Parce que les salariés y sont opposés
L'arrêt de la centrale de Fessenhein doit être obtenu lors d'un vote à majorité simple du conseil d'administration d'EDF. Ce conseil est composé de 18 membres : 6 représentants de l'Etat, 6 administrateurs salariés et 6 administrateurs indépendants.
Les 6 administrateurs salariés voteront contre l'arrêt de la centrale. Face au conflit d'intérêt, puisque EDF est détenu à 83,10% par l'Etat, les 6 représentants de l'Etat ne se prononceront pas. L'issue du vote dépend donc des 6 administrateurs indépendants, parmi lesquels le PDG du groupe, Jean-Bernard Lévy, dont la voix compte double en cas d'égalité. "Un seul administrateur indépendant peut faire basculer le vote", résume à l'AFP une source proche du dossier.
"On voit bien qu'il y a une pression qui a été mise depuis plusieurs jours sur les administrateurs indépendants pour qu'ils puissent voter la fermeture, dénonce Marie-Claire Cailletaud, porte-parole CGT de la Fédération nationale de l'énergie à franceinfo. On sait qu'il y a des tractations entre l'Elysée, Ségolène Royal et ses administrateurs indépendants et la direction d'EDF. (...) La pression nous semble assez folle et inacceptable."
Mercredi soir, la ministre de l'Environnement et de l'Energie a mis en garde les administrateurs d'EDF sur le "coup" qu'ils porteraient à l'entreprise s'ils ne donnaient pas leur feu vert pour la fermeture de la centrale. Invitée de CNews, Ségolène Royal a estimé que son maintien mobiliserait des investissements qui "ont mieux à faire dans les énergies renouvelables".
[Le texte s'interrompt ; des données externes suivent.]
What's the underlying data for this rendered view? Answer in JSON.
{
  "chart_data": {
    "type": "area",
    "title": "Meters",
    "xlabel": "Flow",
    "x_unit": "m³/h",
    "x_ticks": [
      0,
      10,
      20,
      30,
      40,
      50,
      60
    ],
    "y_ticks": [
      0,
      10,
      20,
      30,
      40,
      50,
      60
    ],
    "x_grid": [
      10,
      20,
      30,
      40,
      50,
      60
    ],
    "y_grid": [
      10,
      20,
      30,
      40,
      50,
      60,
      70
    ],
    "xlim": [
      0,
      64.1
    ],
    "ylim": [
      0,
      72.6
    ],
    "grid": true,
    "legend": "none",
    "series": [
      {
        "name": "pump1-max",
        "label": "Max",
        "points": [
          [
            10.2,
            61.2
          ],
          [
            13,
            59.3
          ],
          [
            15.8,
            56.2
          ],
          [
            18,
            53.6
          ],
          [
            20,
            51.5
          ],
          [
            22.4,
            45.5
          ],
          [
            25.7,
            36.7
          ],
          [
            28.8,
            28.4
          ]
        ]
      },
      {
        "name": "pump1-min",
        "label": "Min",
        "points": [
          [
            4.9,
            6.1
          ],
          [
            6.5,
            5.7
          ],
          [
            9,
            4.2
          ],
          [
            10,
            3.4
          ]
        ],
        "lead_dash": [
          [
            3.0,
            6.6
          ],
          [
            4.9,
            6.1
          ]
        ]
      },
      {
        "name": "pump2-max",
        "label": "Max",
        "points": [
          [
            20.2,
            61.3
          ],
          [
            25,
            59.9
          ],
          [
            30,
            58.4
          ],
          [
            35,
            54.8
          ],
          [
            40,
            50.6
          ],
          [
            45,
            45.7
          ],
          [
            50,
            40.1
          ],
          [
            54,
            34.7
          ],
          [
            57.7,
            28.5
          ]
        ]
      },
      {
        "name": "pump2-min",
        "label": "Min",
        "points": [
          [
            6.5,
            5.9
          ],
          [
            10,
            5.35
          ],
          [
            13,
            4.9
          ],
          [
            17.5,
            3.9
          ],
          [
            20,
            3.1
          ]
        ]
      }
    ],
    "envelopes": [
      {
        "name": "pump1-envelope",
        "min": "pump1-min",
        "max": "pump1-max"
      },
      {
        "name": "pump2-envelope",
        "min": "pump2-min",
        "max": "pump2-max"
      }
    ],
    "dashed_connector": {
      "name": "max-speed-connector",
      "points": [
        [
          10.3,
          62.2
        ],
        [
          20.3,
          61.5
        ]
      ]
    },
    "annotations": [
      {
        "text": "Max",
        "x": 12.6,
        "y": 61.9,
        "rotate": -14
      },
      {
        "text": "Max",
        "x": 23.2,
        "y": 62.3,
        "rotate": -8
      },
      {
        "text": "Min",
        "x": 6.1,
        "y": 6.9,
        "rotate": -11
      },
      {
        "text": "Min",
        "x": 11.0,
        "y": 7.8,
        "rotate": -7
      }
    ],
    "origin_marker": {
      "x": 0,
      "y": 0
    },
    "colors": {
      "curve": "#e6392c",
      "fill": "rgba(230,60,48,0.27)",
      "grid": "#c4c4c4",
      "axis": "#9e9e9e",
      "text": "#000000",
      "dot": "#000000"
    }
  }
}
Parce que la proximité de la présidentielle pollue le débat
Le gouvernement espère signer le décret préparant l’arrêt de Fessenheim avant la fin du quinquennat, ce qui permettrait à François Hollande de tenir sa promesse de campagne. Or, selon Le Parisien, EDF chercherait à gagner du temps. L'électricien étudierait une stratégie pour repousser le vote. L'idée serait de faire voter une délibération qui donne mandat à Jean-Bernard Levy pour que lui seul décide de la date de fermeture. Cela permettrait aussi à l'électricien de renégocier le dossier avec le nouveau président de la République, après l'élection présidentielle.
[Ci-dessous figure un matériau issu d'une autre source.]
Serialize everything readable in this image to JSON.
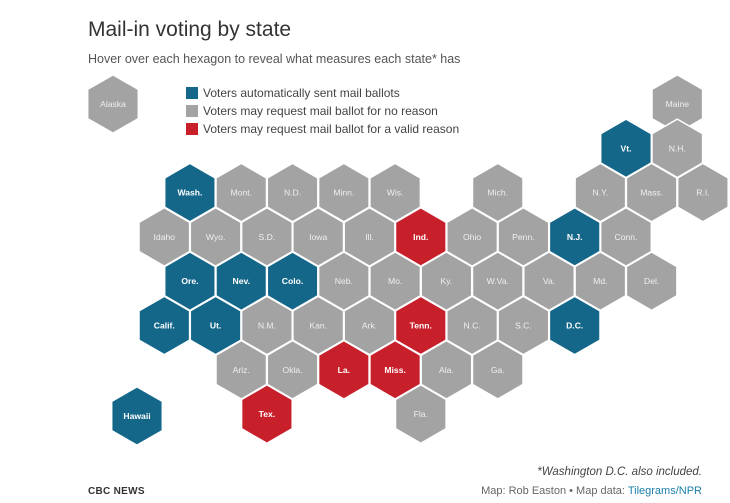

L'avenir de la centrale nucléaire de Fessenheim, mise en service en 1977, fait l'objet de positions divergentes entre les candidats à la présidentielle. François Fillon, candidat Les Républicains, s’est engagé, s’il était élu, à "stopper la fermeture" de la centrale, rappelle Le Monde. La candidate frontiste, Marine Le Pen, promet aussi de revenir sur cette fermeture. Benoît Hamon, Jean-Luc Mélenchon et Philippe Poutou se prononcent pour la fermeture de la centrale. Emmanuel Macron propose, lui, l'arrêt, mais uniquement après la mise en service de l'EPR de Flamanville.
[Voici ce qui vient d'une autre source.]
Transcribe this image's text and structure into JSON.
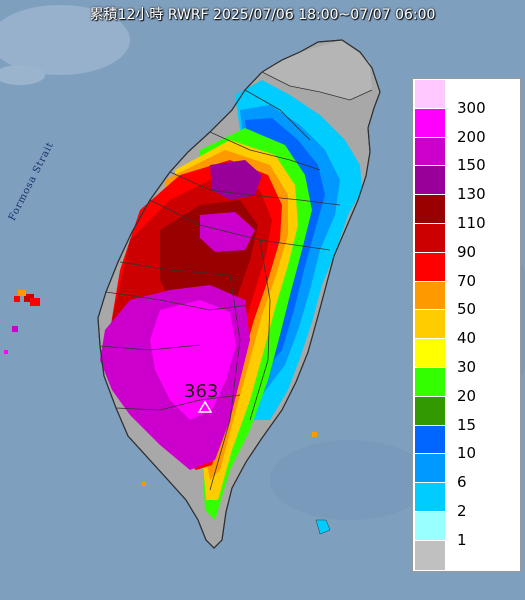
{
  "title": "累積12小時 RWRF 2025/07/06 18:00~07/07 06:00",
  "map": {
    "sea_label": "Formosa Strait",
    "max_label": "363",
    "max_marker": "triangle-marker",
    "colors": {
      "sea": "#7f9fbf",
      "land_outline": "#303030"
    }
  },
  "legend": {
    "items": [
      {
        "label": "300",
        "color": "#ffc8ff"
      },
      {
        "label": "200",
        "color": "#ff00ff"
      },
      {
        "label": "150",
        "color": "#cc00cc"
      },
      {
        "label": "130",
        "color": "#990099"
      },
      {
        "label": "110",
        "color": "#990000"
      },
      {
        "label": "90",
        "color": "#cc0000"
      },
      {
        "label": "70",
        "color": "#ff0000"
      },
      {
        "label": "50",
        "color": "#ff9900"
      },
      {
        "label": "40",
        "color": "#ffcc00"
      },
      {
        "label": "30",
        "color": "#ffff00"
      },
      {
        "label": "20",
        "color": "#33ff00"
      },
      {
        "label": "15",
        "color": "#339900"
      },
      {
        "label": "10",
        "color": "#0066ff"
      },
      {
        "label": "6",
        "color": "#0099ff"
      },
      {
        "label": "2",
        "color": "#00ccff"
      },
      {
        "label": "1",
        "color": "#99ffff"
      },
      {
        "label": "",
        "color": "#c0c0c0"
      }
    ]
  }
}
Parce que le retard de l'EPR de Flamanville complique le calendrier
Un autre scénario évoqué par l'AFP accorderait une nouvelle marge de manœuvre à EDF : il lie la fermeture de Fessenheim à la mise en service de l'EPR de Flamanville. En effet, la centrale alsacienne pourrait rester ouverte si la capacité de production nucléaire française était amenée à baisser en dessous du plafond prévu par la loi. La loi sur la transition énergétique plafonne la production nucléaire française à 63,2 gigawatts.
Si un réacteur est indisponible sur une longue durée, comme cela pourrait être le cas de Flamanville, Fessenheim pourrait rester ouvert pour pallier le besoin de production. C'est donc pour cela que l'arrêt des deux réacteurs de Fessenheim doit en principe intervenir au moment où l'EPR en construction à Flamanville doit entrer en service, soit à l'horizon 2019. Or, le démarrage de l'EPR est encore dans l'incertitude, en raison notamment de défauts de la cuve.
Face à cette situation, Ségolène Royal rappelle dans Le Figaro : "On ne va pas laisser EDF dans l'incertitude pendant encore deux ans. Je ne peux pas envisager que les administrateurs prennent une décision contraire à leurs engagements et à l'intérêt de l'entreprise."